NEW YORK — A slew of U.S. companies announced big profits Thursday, but investors spooked about the economy sold stocks anyway.
Investors shifted between buying and selling early, then stuck with selling after deciding that the strong earnings results weren’t enough to make up for weak reports on jobs, housing and manufacturing.
The Dow Jones industrial average fell 68.65 points, or 0.5 percent, to close at 12,964.10. The broader Standard & Poor’s 500 index dropped 8.22 points, or 0.6 percent, to 1,376.92.
Morgan Stanley rose 2.3 percent after it beat Wall Street’s earnings and revenue estimates. UnitedHealth rose 2.4 percent after reporting higher profits. EBay, Southwest Airlines and Bank of America also beat forecasts.
“So much of our economic hopes are dependent upon employment stabilizing and improving,” Laurence Creatura, portfolio manager at Federated Investors, said of the weekly jobless-claims data. “It would be painfully discouraging to have this data continue to go in the wrong direction. … At this stage, this is just a symptom and not a disease.”
Stock indexes fell after two relatively weak economic reports came out midmorning. An index of regional manufacturing compiled by the Philadelphia branch of the Federal Reserve dropped sharply, and the National Association of Realtors said home sales fell 2.6 percent last month.
Earlier, the Labor Department said applications for unemployment benefits dipped 2,000 to 386,000. When the number is above 375,000, investors take it as a sign that hiring isn’t strong enough to lower the unemployment rate.
“None of these (reports) were disastrous, but they’re not as strong as we like to see,” said Brian Lazorishak, a portfolio manager at Chase Investment Counsel in Charlottesville, Va.

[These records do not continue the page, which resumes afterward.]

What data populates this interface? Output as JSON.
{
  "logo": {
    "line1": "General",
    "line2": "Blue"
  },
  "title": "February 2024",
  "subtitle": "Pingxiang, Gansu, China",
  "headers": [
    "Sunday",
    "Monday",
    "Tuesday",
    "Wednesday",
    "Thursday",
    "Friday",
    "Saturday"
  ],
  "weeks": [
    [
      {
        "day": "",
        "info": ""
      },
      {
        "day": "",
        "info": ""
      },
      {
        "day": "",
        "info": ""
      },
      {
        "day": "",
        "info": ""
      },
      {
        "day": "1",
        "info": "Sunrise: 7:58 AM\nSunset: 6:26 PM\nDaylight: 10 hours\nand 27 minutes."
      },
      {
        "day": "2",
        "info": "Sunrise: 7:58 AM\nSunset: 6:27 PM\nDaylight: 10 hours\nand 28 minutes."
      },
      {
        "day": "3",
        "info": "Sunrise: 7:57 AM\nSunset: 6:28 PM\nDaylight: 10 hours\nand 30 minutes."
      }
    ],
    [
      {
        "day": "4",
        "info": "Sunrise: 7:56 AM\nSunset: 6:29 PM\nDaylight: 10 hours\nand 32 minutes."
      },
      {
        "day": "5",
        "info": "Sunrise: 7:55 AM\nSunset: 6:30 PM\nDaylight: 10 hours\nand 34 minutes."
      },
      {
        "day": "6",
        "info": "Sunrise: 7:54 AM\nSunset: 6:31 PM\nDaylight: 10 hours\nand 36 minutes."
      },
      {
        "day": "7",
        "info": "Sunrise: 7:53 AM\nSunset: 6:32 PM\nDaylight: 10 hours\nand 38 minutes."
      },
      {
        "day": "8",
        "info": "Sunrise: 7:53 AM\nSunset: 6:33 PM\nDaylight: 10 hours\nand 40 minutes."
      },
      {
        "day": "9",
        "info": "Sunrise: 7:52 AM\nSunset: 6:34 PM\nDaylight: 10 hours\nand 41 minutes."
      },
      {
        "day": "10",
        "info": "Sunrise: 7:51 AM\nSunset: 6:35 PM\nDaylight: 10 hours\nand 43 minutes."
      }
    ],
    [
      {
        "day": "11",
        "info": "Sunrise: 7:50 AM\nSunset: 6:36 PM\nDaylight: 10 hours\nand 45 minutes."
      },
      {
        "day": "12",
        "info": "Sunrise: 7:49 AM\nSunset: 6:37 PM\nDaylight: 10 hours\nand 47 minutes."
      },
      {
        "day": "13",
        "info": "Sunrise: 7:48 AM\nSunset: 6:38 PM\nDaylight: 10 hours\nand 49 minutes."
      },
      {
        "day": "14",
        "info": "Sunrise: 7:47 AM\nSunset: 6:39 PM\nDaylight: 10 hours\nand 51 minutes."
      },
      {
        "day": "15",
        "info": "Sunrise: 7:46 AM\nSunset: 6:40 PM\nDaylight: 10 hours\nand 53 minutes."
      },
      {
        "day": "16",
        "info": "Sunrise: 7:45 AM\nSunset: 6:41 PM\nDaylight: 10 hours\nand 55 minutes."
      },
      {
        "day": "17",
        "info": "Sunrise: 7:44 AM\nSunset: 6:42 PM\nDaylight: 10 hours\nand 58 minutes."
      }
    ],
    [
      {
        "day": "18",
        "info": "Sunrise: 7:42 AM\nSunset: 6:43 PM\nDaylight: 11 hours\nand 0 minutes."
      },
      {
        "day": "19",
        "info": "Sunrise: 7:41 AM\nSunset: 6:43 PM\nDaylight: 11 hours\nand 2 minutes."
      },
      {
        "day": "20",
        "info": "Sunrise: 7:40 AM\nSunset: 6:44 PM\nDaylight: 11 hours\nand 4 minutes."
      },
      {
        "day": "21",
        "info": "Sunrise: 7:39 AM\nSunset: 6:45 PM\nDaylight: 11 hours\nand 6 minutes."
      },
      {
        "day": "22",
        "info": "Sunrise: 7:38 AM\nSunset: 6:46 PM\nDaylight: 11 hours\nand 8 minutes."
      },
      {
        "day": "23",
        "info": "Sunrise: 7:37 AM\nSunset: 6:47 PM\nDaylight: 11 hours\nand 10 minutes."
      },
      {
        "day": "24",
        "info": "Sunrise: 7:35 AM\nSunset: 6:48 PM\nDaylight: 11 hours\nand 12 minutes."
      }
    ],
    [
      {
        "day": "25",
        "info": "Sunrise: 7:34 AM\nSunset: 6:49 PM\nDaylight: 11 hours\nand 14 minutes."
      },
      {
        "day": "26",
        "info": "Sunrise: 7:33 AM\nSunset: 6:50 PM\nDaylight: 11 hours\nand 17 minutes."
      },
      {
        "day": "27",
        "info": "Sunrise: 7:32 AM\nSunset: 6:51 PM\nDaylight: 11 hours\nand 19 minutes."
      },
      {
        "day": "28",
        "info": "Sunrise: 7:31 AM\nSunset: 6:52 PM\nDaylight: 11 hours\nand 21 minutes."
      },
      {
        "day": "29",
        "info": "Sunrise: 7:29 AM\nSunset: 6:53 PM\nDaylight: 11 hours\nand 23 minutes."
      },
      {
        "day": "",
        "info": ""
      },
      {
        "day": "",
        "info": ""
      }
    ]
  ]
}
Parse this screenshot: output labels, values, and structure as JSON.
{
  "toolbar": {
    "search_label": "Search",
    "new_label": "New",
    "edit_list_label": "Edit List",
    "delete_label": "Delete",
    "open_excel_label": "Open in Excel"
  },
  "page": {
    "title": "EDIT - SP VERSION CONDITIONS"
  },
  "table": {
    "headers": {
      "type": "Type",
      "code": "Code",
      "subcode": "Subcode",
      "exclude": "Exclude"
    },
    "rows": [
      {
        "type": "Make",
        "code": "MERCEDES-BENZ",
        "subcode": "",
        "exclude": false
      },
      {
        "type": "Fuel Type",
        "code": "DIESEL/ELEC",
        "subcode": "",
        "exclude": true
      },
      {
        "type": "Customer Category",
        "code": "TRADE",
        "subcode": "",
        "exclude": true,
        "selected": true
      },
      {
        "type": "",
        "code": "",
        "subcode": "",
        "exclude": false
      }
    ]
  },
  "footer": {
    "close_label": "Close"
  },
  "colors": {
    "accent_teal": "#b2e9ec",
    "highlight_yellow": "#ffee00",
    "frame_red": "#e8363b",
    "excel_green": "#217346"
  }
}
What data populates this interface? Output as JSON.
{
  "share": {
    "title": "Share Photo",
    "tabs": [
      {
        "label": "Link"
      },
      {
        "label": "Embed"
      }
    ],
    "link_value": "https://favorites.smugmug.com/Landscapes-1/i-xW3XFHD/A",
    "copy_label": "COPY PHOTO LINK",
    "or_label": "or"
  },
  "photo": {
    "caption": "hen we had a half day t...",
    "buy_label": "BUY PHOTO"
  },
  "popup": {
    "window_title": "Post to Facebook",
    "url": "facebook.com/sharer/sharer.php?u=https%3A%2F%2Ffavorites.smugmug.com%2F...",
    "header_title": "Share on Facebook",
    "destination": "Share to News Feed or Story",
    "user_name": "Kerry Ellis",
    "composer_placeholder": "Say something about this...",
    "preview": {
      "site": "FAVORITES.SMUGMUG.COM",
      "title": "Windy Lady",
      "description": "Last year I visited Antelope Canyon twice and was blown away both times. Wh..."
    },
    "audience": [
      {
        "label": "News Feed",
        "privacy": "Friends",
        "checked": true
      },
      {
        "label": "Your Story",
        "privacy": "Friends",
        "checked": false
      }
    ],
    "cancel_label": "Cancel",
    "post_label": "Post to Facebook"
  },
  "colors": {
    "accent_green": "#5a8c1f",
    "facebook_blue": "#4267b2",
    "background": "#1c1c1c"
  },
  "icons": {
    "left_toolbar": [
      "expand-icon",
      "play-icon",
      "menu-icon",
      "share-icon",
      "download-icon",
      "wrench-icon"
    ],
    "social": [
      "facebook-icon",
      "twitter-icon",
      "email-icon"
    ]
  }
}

In other trading, the Nasdaq composite fell 23.89 points, or 0.8 percent, to 3,007.56. Tech stocks could be in for some gains today following a strong earnings report after the closing bell Thursday from Microsoft. The software-maker was up 2.8 percent in post-market trading after reporting a rise in sales of its Windows operating system.
Adding to Thursday’s jitters, the Bank of Spain had reported that bad loans at the country’s banks hit an 18-year high.